To determine whether the observed declines in the taxa richness are based on the losses of taxa that are particularly vulnerable to pesticides, we applied the SPEAR approach, which is known to have a high specificity with regard to pesticides (16–21, 27). The SPEAR approach divides the stream invertebrate taxa according to a binary classification including “species at risk” and “species not at risk” (where the “species” can be any taxonomic category, e.g., species, genus, family) according to the following biological traits: physiological sensitivity to organic toxicants, generation time, presence of aquatic stages in water during the maximum pesticide use period, and migration abilities. We calculated the fractions of the SPEAR taxa in the taxonomic pools of the three site groups characterized by different levels of pesticide contamination (i.e., contamination categories) to ascertain whether the declines in the taxa richness are based on the losses of the SPEAR taxa (Fig. 3).
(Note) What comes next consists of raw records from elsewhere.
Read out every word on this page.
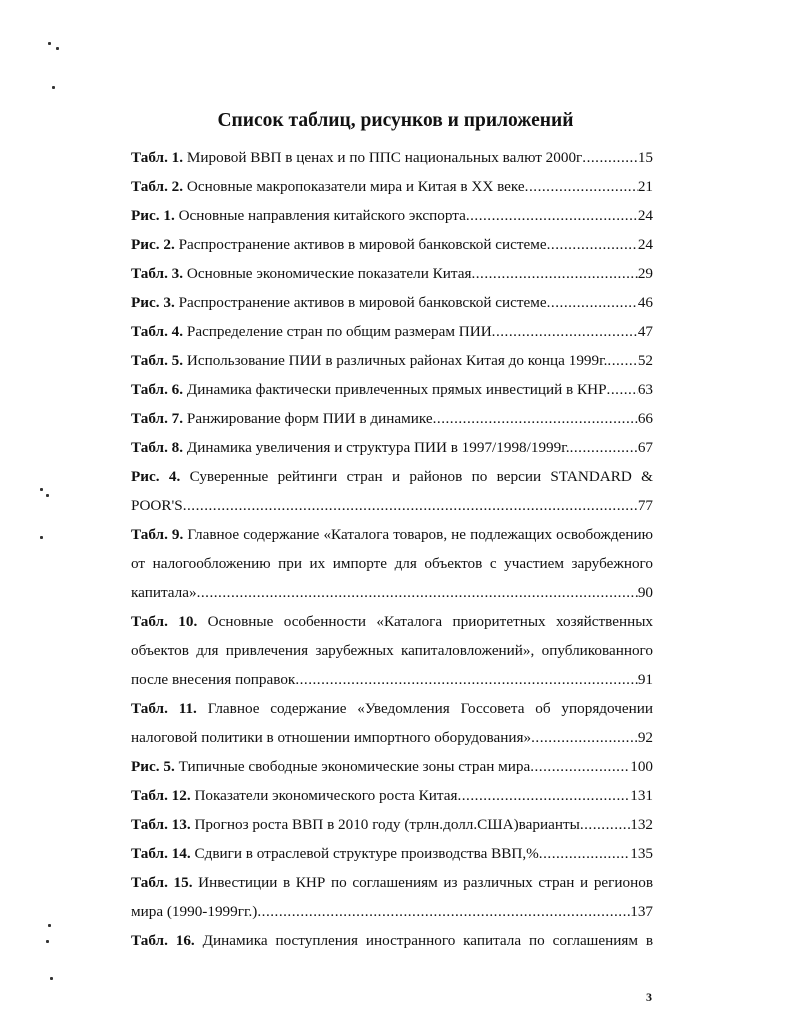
Список таблиц, рисунков и приложений
Табл. 1. Мировой ВВП в ценах и по ППС национальных валют 2000г .....	15
Табл. 2. Основные макропоказатели мира и Китая в XX веке .....	21
Рис. 1. Основные направления китайского экспорта .....	24
Рис. 2. Распространение активов в мировой банковской системе .....	24
Табл. 3. Основные экономические показатели Китая .....	29
Рис. 3. Распространение активов в мировой банковской системе .....	46
Табл. 4. Распределение стран по общим размерам ПИИ .....	47
Табл. 5. Использование ПИИ в различных районах Китая до конца 1999г. ..... 52
Табл. 6. Динамика фактически привлеченных прямых инвестиций в КНР ..... 63
Табл. 7. Ранжирование форм ПИИ в динамике .....	66
Табл. 8. Динамика увеличения и структура ПИИ в 1997/1998/1999г. .....	67
Рис. 4. Суверенные рейтинги стран и районов по версии STANDARD &
POOR'S .....	77
Табл. 9. Главное содержание «Каталога товаров, не подлежащих освобождению
от налогообложению при их импорте для объектов с участием зарубежного
капитала» .....	90
Табл. 10. Основные особенности «Каталога приоритетных хозяйственных
объектов для привлечения зарубежных капиталовложений», опубликованного
после внесения поправок .....	91
Табл. 11. Главное содержание «Уведомления Госсовета об упорядочении
налоговой политики в отношении импортного оборудования» .....	92
Рис. 5. Типичные свободные экономические зоны стран мира .....	100
Табл. 12. Показатели экономического роста Китая .....	131
Табл. 13. Прогноз роста ВВП в 2010 году (трлн.долл.США)варианты .....	132
Табл. 14. Сдвиги в отраслевой структуре производства ВВП,% .....	135
Табл. 15. Инвестиции в КНР по соглашениям из различных стран и регионов
мира (1990-1999гг.) .....	137
Табл. 16. Динамика поступления иностранного капитала по соглашениям в
3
To determine whether factors other than pesticides can explain the observed taxa richness patterns, we compared the three groups of the sites with different pesticide contamination levels with respect to the available physicochemical water characteristics and habitat and landscape parameters (Tables S3 and S4). The comparisons were performed with a nonparametric multiple comparison test of the Behrens–Fischer type, followed by a Holm–Bonferroni correction. A nonparametric test was selected due to violations of normality identified by the Kolmogorov–Smirnov test. In addition, a Levene test was performed to check for differences in the variance between the categories. A high variation in habitat/water quality variables may lead to a greater number of species as a result of a wider niche. However, this latter test revealed no statistically significant differences between the categories.

The statistical computations were performed using the open-source software package R, version 2.7 for Mac OS X (www.r-project.org) and Prism 5.0b for Mac OS X (GraphPad Software).